Right now, cars' infotainment systems are all over the place. Some car manufacturers use Linux-based or BlackBerry-based operating systems. Others collaborate with computer companies for custom branded systems -- Ford's partnership with Microsoft for the MyFord Touch interface is a notable example. This is frustrating for companies who develop apps for these cars, because they have to be customized for each brand. The Genivi Alliance, formed in 2009, made attempts to integrate into cars using the Linux open source operating system. That alliance was backed mainly by BMW, General Motors and Intel. Though Android is based on Linux, Android has specific advantages because it's been proven to be adaptable to lots of devices made by a bunch of different manufacturers, and it's familiar to technology companies around the world, too. Since app developers are already intimate with Android, it'll cost automakers less to code and troubleshoot on a familiar platform. Also, some auto manufacturers, such as Toyota, Audi, BMW and Kia, already use Google to manage navigation, maps and other electronic features in their cars.
Google hopes that better integration will be safer for drivers and their passengers. A common platform, the alliance says, will improve safety because it'll be easier to use. There will be less of a learning curve between cars, and people will be more likely to actually use features like wireless and hands-free integration if the system is intuitive. Using Android to run some of the car's electronic features will basically turn the car itself into an Android device (or "ecosystem," if you prefer), reaching new customers and reinforcing the platform's importance with existing customers. When the technology is implemented, it'll be found in literally hundreds of millions of new cars [source: Vance]. In fact, we should begin to see Android-integrated cars by the end of this year.
This all points to the evolution of the car as a computer. We're heading in a direction in which a car's center console will be able to do a lot of the same things a computer or tablet can currently do. Yes, cars are already computer-driven, and have been for a long time.

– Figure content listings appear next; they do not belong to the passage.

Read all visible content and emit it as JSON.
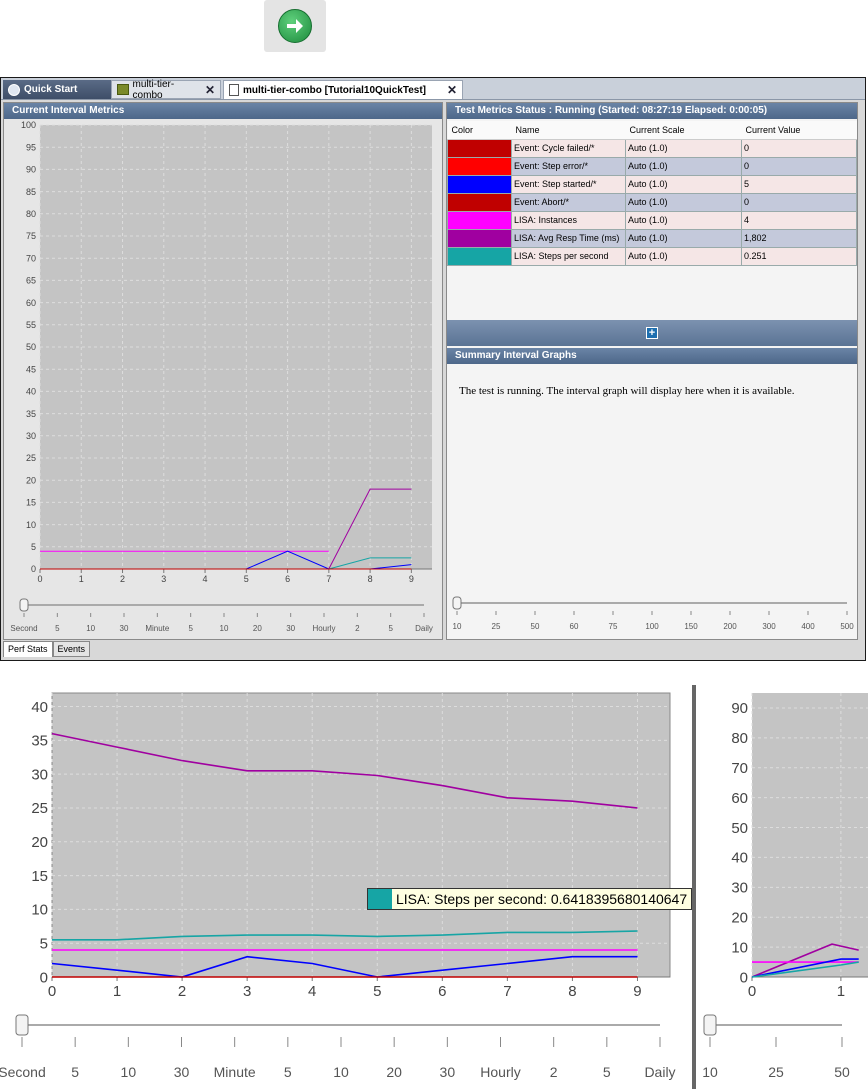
{
  "toolbar": {
    "forward_icon": "arrow-right-circle-icon"
  },
  "tabs": [
    {
      "label": "Quick Start"
    },
    {
      "label": "multi-tier-combo"
    },
    {
      "label": "multi-tier-combo [Tutorial10QuickTest]"
    }
  ],
  "left_panel": {
    "title": "Current Interval Metrics"
  },
  "right_panel": {
    "title": "Test Metrics Status : Running  (Started: 08:27:19 Elapsed: 0:00:05)",
    "columns": [
      "Color",
      "Name",
      "Current Scale",
      "Current Value"
    ],
    "rows": [
      {
        "color": "#c00000",
        "name": "Event: Cycle failed/*",
        "scale": "Auto (1.0)",
        "value": "0"
      },
      {
        "color": "#ff0000",
        "name": "Event: Step error/*",
        "scale": "Auto (1.0)",
        "value": "0"
      },
      {
        "color": "#0000ff",
        "name": "Event: Step started/*",
        "scale": "Auto (1.0)",
        "value": "5"
      },
      {
        "color": "#c00000",
        "name": "Event: Abort/*",
        "scale": "Auto (1.0)",
        "value": "0"
      },
      {
        "color": "#ff00ff",
        "name": "LISA: Instances",
        "scale": "Auto (1.0)",
        "value": "4"
      },
      {
        "color": "#a000a0",
        "name": "LISA: Avg Resp Time (ms)",
        "scale": "Auto (1.0)",
        "value": "1,802"
      },
      {
        "color": "#16a5a5",
        "name": "LISA: Steps per second",
        "scale": "Auto (1.0)",
        "value": "0.251"
      }
    ],
    "summary_title": "Summary Interval Graphs",
    "summary_text": "The test is running. The interval graph will display here when it is available."
  },
  "bottom_tabs": [
    "Perf Stats",
    "Events"
  ],
  "time_slider_labels": [
    "Second",
    "5",
    "10",
    "30",
    "Minute",
    "5",
    "10",
    "20",
    "30",
    "Hourly",
    "2",
    "5",
    "Daily"
  ],
  "count_slider_labels": [
    "10",
    "25",
    "50",
    "60",
    "75",
    "100",
    "150",
    "200",
    "300",
    "400",
    "500"
  ],
  "tooltip": {
    "text": "LISA: Steps per second: 0.6418395680140647",
    "color": "#16a5a5"
  },
  "chart_data": [
    {
      "type": "line",
      "ylim": [
        0,
        100
      ],
      "yticks": [
        0,
        5,
        10,
        15,
        20,
        25,
        30,
        35,
        40,
        45,
        50,
        55,
        60,
        65,
        70,
        75,
        80,
        85,
        90,
        95,
        100
      ],
      "x": [
        0,
        1,
        2,
        3,
        4,
        5,
        6,
        7,
        8,
        9
      ],
      "series": [
        {
          "color": "#ff00ff",
          "points": [
            [
              0,
              4
            ],
            [
              7,
              4
            ]
          ]
        },
        {
          "color": "#a000a0",
          "points": [
            [
              7,
              0
            ],
            [
              8,
              18
            ],
            [
              9,
              18
            ]
          ]
        },
        {
          "color": "#0000ff",
          "points": [
            [
              0,
              0
            ],
            [
              5,
              0
            ],
            [
              6,
              4
            ],
            [
              7,
              0
            ],
            [
              8,
              0
            ],
            [
              9,
              1
            ]
          ]
        },
        {
          "color": "#16a5a5",
          "points": [
            [
              7,
              0
            ],
            [
              8,
              2.5
            ],
            [
              9,
              2.5
            ]
          ]
        },
        {
          "color": "#c00000",
          "points": [
            [
              0,
              0
            ],
            [
              9,
              0
            ]
          ]
        }
      ]
    },
    {
      "type": "line",
      "ylim": [
        0,
        42
      ],
      "yticks": [
        0,
        5,
        10,
        15,
        20,
        25,
        30,
        35,
        40
      ],
      "x": [
        0,
        1,
        2,
        3,
        4,
        5,
        6,
        7,
        8,
        9
      ],
      "series": [
        {
          "color": "#a000a0",
          "points": [
            [
              0,
              36
            ],
            [
              1,
              34
            ],
            [
              2,
              32
            ],
            [
              3,
              30.5
            ],
            [
              4,
              30.5
            ],
            [
              5,
              29.8
            ],
            [
              6,
              28.3
            ],
            [
              7,
              26.5
            ],
            [
              8,
              26
            ],
            [
              9,
              25
            ]
          ]
        },
        {
          "color": "#16a5a5",
          "points": [
            [
              0,
              5.5
            ],
            [
              1,
              5.5
            ],
            [
              2,
              6
            ],
            [
              3,
              6.2
            ],
            [
              4,
              6.2
            ],
            [
              5,
              6
            ],
            [
              6,
              6.2
            ],
            [
              7,
              6.6
            ],
            [
              8,
              6.6
            ],
            [
              9,
              6.8
            ]
          ]
        },
        {
          "color": "#ff00ff",
          "points": [
            [
              0,
              4
            ],
            [
              9,
              4
            ]
          ]
        },
        {
          "color": "#0000ff",
          "points": [
            [
              0,
              2
            ],
            [
              1,
              1
            ],
            [
              2,
              0
            ],
            [
              3,
              3
            ],
            [
              4,
              2
            ],
            [
              5,
              0
            ],
            [
              6,
              1
            ],
            [
              7,
              2
            ],
            [
              8,
              3
            ],
            [
              9,
              3
            ]
          ]
        },
        {
          "color": "#c00000",
          "points": [
            [
              0,
              0
            ],
            [
              9,
              0
            ]
          ]
        }
      ]
    },
    {
      "type": "line",
      "ylim": [
        0,
        95
      ],
      "yticks": [
        0,
        10,
        20,
        30,
        40,
        50,
        60,
        70,
        80,
        90
      ],
      "x": [
        0,
        1
      ],
      "series": [
        {
          "color": "#a000a0",
          "points": [
            [
              0,
              0
            ],
            [
              0.9,
              11
            ],
            [
              1.2,
              9
            ]
          ]
        },
        {
          "color": "#ff00ff",
          "points": [
            [
              0,
              5
            ],
            [
              1.2,
              5
            ]
          ]
        },
        {
          "color": "#0000ff",
          "points": [
            [
              0,
              0
            ],
            [
              1,
              6
            ],
            [
              1.2,
              6
            ]
          ]
        },
        {
          "color": "#16a5a5",
          "points": [
            [
              0,
              0
            ],
            [
              1,
              4
            ],
            [
              1.2,
              5
            ]
          ]
        }
      ]
    }
  ]
}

Computers control everything from mechanical functions, like engine timing, to comfort functions, like climate control. But that's quite different from the notion that a car itself should be able to, say, stream music videos, or search for recipes on Pinterest to compile and sync a grocery list. Clearly, though, plenty of car manufacturers and technology companies -- and certainly the OAA -- are preparing for that time to come.
Author's Note: How the Open Automotive Alliance Works
Not long before this story was assigned, Google bought Nest, the company that makes smart thermostats and smoke alarms. It was more than a wise investment in a company that makes innovative and desirable products. As we know from Google's relationship with smartphones, they don't really want to make devices. But they do want to control the way people interact with the devices, and study the way the data flows around. (That's not unique to Google, of course. I'm still too creeped out to activate the thumbprint security feature on my iPhone 5S.) Getting Android in cars, I suspect, is about more than making Android a bigger part of consumers' lives. We spend so much time in our cars -- it's reasonable to think that Google wants to know what we do with that time ... and offer Google-optimized ways to use it.